You can also use a wide variety of traps that are scattered across each stage. These are randomly generated, so levels can be completely transformed depending on what’s available, but, while this adds some replayability, it also leads to some issues. Some traps are extremely efficient, while others seem completely pointless. Poisoning food or drink can be one of the most potent methods of killing, especially in comparison to another strategy which involves a horse that you can startle. It’s the same with items you pick up: a stun bomb is rarely of use in comparison to a regular bomb. While over time, you do become familiar with when to use items, there is still a feeling of unfairness in that your ability to complete a level is overly reliant on what you’re given.
People you can call to the party through a telephone do add a nice dash of colour. Aliens can show up and abduct people, while a man swinging a chainsaw around kills people indifferently. These can also be manipulated if you use Twitch: people in the chat can affect your surroundings by calling certain people to the party. Unfortunately this is a feature dependent on you using the service – which I don’t myself – and upon people actually watching your stream.
Killing can become a monotonous, methodical task when your items and the environment fall short. Oftentimes it’s easier to simply kill people by stabbing them, and slowly picking people off one by one can become the name of the game. Combos that boost your score can be built up by killing rapidly, but this feels much too taxing to do. The controls aren’t deft enough to allow it, and the view given by the camera can make it difficult to focus on obstacles that are in your way. There’s also no rating system after levels, so there’s no score for you to aim for. What’s also of note are a number infuriating bugs I experienced. I scraped painfully through a boat level that was completely broken because of its ridiculous framerate, and another level had one partygoer constantly scrolling through levels, floating off the screen and through walls – even while he was sleeping.
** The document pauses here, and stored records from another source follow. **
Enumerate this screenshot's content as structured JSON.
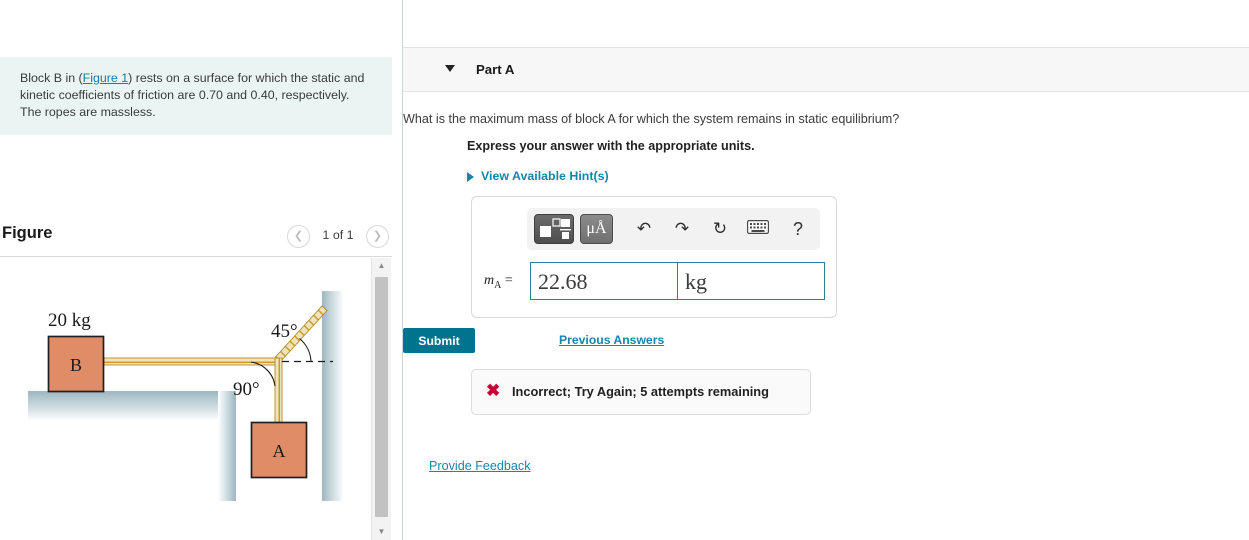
{
  "left": {
    "problem": {
      "text_before_link": "Block B in (",
      "link_text": "Figure 1",
      "text_after_link": ") rests on a surface for which the static and kinetic coefficients of friction are 0.70 and 0.40, respectively. The ropes are massless."
    },
    "figure": {
      "title": "Figure",
      "prev_icon": "chevron-left",
      "next_icon": "chevron-right",
      "counter": "1 of 1",
      "labels": {
        "mass_b": "20 kg",
        "block_b": "B",
        "block_a": "A",
        "angle_upper": "45°",
        "angle_lower": "90°"
      },
      "colors": {
        "block_fill": "#e08c67",
        "block_stroke": "#231f20",
        "rope_fill": "#efe3bc",
        "rope_stroke": "#c9972c",
        "surface": "#b9ccd3"
      }
    },
    "scrollbar": {
      "up_icon": "triangle-up",
      "down_icon": "triangle-down"
    }
  },
  "right": {
    "part": {
      "caret_icon": "caret-down",
      "title": "Part A"
    },
    "question": "What is the maximum mass of block A for which the system remains in static equilibrium?",
    "instruction": "Express your answer with the appropriate units.",
    "hints": {
      "caret_icon": "caret-right",
      "label": "View Available Hint(s)"
    },
    "answer": {
      "toolbar": {
        "template_icon": "math-template-icon",
        "units_label": "μÅ",
        "undo_icon": "↶",
        "redo_icon": "↷",
        "reset_icon": "↻",
        "keyboard_icon": "⌨",
        "help_icon": "?"
      },
      "prefix": "m",
      "prefix_sub": "A",
      "prefix_eq": " =",
      "value": "22.68",
      "units": "kg"
    },
    "submit_label": "Submit",
    "previous_answers_label": "Previous Answers",
    "feedback": {
      "icon": "✖",
      "message": "Incorrect; Try Again; 5 attempts remaining"
    },
    "provide_feedback_label": "Provide Feedback",
    "colors": {
      "submit_bg": "#00748f",
      "link": "#1686a8",
      "error": "#cc0033",
      "field_border": "#2e7f92"
    }
  }
}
Another issue comes with the story. Cutscenes take place between levels that develop the narrative further, with the protagonist talking to someone who seems to be a police officer, and making reference to the parties that he has just annihilated. It’s all fully voiced – not brilliantly, but quite good for an indie game. But, after the first cutscene, the game takes a turn too far from the humour of someone simply being annoyed about noise from a party. The protagonist becomes whiny, unlikable and a stereotypically smart, manipulative psychopath, trying to mess with the cop’s head, while the officer sounds boring; just some angry but conflicted cop.
Party Hard’s gameplay can be fun, challenging and interesting, but ultimately lacks depth and feels somewhat unfinished. Each level is a puzzle to be completed, but the pieces feel jagged and unwieldy, and this leads to frustration and boredom. However, there are some innovations such as the integration of Twitch, and the story has had some good work put into it – but none of these can make up for the problems with the gameplay.
More of a Quiet Get-Together Than a Wild Party
Party Hard has some fun and innovative mechanics, but a combination of repetitive gameplay and infuriating bugs mean these don't work out too well in the long run.